O Tribunal Constitucional, em Plenário, apreciou, no Acórdão n.º 877/2023 (disponível em “www.tribunalconstitucional.pt”), a questão que constitui objeto do presente recurso.
Ali – em linha com o anteriormente decidido, designadamente, no Acórdão n.º 670/2019 (retificado pelo Acórdão n.º 710/2019), bem como as Decisões Sumárias n.os 710/2021, 237/2022, 351/2022, 731/2022, 748/2022, 29/2023, 409/2023 e 717/2023 –, o Tribunal declarou, com força obrigatória geral, a inconstitucionalidade « da norma contida no n.º 4 do artigo 9.º do Decreto-Lei n.º 287/93, de 20 de agosto, segundo a qual se revestem de força executiva os documentos que, titulando ato ou contrato realizado pela A., S.A., prevejam a existência de uma obrigação de que essa entidade bancária seja credora e estejam assinados pelo devedor, sem necessidade de outras formalidades, por violação do artigo 13.º da Constituição».
Trata-se, precisamente, da norma cuja aplicação foi recusada na decisão recorrida, por inconstitucionalidade.

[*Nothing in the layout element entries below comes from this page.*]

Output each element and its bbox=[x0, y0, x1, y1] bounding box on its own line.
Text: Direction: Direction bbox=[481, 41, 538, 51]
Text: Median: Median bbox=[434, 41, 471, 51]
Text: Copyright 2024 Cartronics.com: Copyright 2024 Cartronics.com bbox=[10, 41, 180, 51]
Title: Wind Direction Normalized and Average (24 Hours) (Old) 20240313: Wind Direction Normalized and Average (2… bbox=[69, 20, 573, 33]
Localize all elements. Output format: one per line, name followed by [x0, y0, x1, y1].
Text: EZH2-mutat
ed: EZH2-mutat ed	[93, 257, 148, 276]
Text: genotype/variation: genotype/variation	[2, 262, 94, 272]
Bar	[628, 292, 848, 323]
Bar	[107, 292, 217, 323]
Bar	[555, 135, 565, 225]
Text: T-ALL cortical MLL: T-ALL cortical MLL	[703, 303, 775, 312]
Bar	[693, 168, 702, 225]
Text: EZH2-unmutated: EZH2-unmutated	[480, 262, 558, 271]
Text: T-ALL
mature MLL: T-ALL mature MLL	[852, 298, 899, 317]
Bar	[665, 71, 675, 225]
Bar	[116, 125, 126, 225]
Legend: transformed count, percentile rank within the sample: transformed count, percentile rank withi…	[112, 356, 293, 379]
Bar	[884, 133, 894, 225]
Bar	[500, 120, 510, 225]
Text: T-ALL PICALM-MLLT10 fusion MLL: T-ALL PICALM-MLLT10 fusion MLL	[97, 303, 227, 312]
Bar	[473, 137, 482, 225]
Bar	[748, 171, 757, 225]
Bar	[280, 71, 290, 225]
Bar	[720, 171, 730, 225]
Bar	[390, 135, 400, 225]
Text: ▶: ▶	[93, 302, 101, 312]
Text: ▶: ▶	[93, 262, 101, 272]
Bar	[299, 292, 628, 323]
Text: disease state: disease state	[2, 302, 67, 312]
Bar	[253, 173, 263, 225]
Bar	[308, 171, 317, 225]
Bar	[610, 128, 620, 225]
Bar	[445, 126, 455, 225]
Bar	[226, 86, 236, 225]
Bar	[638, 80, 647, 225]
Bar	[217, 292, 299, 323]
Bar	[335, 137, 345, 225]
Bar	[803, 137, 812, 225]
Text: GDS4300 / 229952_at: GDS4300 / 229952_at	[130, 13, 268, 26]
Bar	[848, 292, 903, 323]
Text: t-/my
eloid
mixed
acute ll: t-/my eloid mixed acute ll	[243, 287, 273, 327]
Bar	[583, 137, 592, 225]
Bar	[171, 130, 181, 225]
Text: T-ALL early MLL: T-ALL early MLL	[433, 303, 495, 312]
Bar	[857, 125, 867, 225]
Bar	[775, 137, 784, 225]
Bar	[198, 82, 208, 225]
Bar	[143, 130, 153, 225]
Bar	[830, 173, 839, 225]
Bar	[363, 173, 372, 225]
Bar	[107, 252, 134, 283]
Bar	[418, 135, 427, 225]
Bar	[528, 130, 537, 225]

Nos termos do artigo 282.º, n.º 1, da Constituição da República Portuguesa, a declaração de inconstitucionalidade com força obrigatória geral produz efeitos desde a entrada em vigor da norma declarada inconstitucional.
Assim, há que aplicar, no presente caso, a referida declaração de inconstitucionalidade, confirmando a decisão recorrida.